Me adentro en el primer círculo, atónito ante la
visión fantasmagórica de personajes que hollaron
el mismo suelo florentino que me sustenta.

Diviso cual aparición a mi amigo Cavalcanti que
en gloria se merece estar, no concibo su estancia
entre estos fuegos que hielan el espíritu más preciado.
Me dejo conducir por el que paró mientes en uno de
los hitos de la poética de todos los tiempos: La Eneida.

Me deslizo ingrávido de tan ligero por entre la maraña
que entreteje el marasmo del Inframundo, me dejo
arrullar por la síntesis de la Historia que supone este
desfile de almas que significaron tanto y tan poco.
Me paro en este rellano para oír un canto en mi
honor, que me digno escuchar con atención:

 

oh!

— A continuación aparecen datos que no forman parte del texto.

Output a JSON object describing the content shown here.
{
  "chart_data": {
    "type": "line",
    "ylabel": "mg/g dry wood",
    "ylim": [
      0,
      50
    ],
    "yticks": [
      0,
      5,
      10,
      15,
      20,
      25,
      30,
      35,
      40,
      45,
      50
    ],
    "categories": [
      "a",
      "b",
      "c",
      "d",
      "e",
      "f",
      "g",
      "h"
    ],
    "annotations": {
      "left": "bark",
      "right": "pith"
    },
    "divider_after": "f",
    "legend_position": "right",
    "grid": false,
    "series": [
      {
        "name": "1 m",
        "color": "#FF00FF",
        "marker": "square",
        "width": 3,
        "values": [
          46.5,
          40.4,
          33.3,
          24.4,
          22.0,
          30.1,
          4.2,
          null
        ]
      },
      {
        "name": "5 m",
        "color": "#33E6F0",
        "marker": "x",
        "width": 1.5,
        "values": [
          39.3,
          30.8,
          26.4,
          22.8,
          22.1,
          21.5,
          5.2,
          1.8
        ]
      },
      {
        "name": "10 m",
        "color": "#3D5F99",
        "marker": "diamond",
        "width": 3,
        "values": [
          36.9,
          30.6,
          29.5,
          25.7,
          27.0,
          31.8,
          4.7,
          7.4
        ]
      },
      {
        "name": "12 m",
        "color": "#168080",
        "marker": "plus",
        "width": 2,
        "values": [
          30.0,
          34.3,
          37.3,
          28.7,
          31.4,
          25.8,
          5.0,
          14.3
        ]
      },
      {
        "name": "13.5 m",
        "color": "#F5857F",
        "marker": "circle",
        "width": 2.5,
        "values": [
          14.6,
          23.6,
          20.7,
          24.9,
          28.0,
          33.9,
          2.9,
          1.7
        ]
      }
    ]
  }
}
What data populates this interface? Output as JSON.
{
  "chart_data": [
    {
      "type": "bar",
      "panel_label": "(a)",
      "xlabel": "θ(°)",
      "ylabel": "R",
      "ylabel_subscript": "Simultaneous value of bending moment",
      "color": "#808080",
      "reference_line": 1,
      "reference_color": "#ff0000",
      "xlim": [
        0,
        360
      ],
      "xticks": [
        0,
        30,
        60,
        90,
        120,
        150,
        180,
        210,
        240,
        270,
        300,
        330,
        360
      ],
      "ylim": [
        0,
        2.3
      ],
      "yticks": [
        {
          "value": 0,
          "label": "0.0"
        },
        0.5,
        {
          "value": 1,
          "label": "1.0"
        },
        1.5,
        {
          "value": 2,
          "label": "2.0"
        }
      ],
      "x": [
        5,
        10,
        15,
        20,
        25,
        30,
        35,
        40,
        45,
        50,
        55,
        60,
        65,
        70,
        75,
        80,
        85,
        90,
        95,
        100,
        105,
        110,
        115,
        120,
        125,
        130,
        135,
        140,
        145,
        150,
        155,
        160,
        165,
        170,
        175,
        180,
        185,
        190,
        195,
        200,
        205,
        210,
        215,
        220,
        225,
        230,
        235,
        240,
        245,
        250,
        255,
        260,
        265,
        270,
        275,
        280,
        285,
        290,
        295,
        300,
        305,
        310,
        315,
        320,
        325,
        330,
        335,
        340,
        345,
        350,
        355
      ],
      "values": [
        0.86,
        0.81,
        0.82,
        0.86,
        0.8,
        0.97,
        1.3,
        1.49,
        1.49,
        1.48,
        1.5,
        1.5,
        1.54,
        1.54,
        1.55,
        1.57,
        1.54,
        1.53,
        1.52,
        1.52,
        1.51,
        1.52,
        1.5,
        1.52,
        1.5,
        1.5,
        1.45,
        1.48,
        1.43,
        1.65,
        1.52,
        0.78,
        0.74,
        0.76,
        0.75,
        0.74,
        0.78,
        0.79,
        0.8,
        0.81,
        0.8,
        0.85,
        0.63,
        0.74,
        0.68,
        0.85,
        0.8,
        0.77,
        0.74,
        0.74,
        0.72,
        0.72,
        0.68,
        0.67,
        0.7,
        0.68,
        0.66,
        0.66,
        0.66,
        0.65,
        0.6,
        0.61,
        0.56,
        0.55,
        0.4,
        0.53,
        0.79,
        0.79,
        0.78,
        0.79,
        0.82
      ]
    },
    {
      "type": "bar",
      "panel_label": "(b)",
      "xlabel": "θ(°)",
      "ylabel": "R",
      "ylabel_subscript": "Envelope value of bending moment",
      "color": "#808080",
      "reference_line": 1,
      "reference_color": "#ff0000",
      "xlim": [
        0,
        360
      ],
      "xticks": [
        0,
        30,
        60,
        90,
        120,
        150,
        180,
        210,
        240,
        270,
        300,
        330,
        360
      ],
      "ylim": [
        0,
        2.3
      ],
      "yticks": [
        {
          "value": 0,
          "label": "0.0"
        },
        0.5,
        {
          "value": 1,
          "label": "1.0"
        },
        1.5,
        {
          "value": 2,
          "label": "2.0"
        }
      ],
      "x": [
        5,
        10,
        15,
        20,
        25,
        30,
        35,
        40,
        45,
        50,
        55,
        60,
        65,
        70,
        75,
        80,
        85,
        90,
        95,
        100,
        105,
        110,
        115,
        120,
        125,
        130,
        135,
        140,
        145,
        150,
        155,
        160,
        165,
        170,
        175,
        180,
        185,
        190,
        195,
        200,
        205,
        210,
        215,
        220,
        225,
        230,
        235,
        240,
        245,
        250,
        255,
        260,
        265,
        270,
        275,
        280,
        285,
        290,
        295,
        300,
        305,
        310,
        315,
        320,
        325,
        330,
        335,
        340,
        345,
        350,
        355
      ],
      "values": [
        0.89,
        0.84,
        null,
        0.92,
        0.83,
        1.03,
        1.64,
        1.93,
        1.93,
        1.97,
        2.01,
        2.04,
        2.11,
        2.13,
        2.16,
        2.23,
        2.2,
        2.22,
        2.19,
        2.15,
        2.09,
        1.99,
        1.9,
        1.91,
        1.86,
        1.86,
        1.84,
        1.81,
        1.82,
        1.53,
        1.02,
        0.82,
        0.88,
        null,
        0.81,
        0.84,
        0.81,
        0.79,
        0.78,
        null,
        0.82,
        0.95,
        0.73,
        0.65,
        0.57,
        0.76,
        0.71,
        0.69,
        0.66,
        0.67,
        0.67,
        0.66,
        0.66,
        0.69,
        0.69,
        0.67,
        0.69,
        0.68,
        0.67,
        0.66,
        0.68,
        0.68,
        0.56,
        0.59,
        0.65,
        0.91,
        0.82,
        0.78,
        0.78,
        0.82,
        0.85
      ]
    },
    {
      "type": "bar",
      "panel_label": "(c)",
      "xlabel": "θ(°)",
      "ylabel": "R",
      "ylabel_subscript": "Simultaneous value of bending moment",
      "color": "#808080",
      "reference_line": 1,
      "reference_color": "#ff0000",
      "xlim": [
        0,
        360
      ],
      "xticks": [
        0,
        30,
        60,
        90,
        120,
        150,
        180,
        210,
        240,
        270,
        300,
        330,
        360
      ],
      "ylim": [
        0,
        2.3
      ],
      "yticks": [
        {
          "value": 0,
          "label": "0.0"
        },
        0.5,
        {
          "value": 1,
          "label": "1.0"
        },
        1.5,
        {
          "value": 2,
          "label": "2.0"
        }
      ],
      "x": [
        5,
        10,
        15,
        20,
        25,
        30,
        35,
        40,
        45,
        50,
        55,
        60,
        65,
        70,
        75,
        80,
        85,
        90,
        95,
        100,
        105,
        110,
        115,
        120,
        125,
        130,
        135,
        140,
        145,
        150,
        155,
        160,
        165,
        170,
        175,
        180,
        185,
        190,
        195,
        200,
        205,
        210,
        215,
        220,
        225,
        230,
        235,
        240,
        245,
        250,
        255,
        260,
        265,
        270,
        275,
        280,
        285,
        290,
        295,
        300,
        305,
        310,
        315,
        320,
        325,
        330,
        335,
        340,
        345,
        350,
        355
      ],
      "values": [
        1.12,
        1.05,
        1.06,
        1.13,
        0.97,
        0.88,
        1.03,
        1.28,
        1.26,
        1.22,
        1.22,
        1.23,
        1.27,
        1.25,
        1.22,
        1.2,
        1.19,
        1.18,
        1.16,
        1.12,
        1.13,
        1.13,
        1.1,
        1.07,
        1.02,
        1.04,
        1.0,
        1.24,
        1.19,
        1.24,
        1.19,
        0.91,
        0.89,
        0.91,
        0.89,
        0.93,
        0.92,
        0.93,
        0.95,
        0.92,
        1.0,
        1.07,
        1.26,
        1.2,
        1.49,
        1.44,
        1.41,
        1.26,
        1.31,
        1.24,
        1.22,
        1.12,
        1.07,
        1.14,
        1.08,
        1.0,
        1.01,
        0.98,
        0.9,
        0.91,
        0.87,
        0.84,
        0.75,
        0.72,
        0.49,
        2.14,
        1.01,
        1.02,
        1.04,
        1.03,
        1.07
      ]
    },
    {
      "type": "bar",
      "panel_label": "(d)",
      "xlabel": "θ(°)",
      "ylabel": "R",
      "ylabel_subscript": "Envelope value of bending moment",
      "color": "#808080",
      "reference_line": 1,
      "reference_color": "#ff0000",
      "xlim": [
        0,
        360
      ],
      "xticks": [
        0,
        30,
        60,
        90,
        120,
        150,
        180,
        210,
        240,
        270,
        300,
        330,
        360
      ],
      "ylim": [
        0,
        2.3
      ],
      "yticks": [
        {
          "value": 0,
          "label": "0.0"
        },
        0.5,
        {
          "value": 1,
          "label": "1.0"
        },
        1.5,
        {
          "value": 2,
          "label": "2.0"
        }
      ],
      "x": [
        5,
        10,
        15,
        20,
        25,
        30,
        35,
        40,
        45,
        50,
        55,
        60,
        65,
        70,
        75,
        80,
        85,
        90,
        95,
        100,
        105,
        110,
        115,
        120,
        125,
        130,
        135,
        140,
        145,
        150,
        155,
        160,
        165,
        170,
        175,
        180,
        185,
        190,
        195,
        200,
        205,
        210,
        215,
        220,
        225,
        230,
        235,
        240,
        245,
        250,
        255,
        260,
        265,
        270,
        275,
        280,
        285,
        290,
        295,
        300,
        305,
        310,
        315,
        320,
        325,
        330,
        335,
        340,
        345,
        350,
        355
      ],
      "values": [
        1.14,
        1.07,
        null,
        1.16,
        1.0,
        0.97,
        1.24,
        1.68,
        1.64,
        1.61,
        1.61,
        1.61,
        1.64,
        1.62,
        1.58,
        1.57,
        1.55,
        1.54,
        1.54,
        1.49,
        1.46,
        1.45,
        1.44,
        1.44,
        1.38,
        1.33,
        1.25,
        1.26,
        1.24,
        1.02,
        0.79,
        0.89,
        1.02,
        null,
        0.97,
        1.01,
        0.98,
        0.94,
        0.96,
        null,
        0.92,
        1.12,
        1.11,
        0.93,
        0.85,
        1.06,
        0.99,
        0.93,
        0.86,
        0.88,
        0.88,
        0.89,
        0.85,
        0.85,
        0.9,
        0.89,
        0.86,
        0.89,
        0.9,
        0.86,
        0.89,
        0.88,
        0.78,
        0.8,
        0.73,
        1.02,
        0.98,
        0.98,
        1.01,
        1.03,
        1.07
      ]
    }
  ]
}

Admirado amor, Dante
Flor y nata de tu tiempo
fuiste el bardo que elevó
el Stil Nuovo al extremo
de ser santo, seña y norte
de la nueva poesía y cielo
que albergó los regios númenes
que los siglos venideros
sancionarán como reyes
del empíreo y del Leteo.

Quisiste como señora
un ser perfecto, entero,
que atiende a Beatriz,
muriendo en el intento.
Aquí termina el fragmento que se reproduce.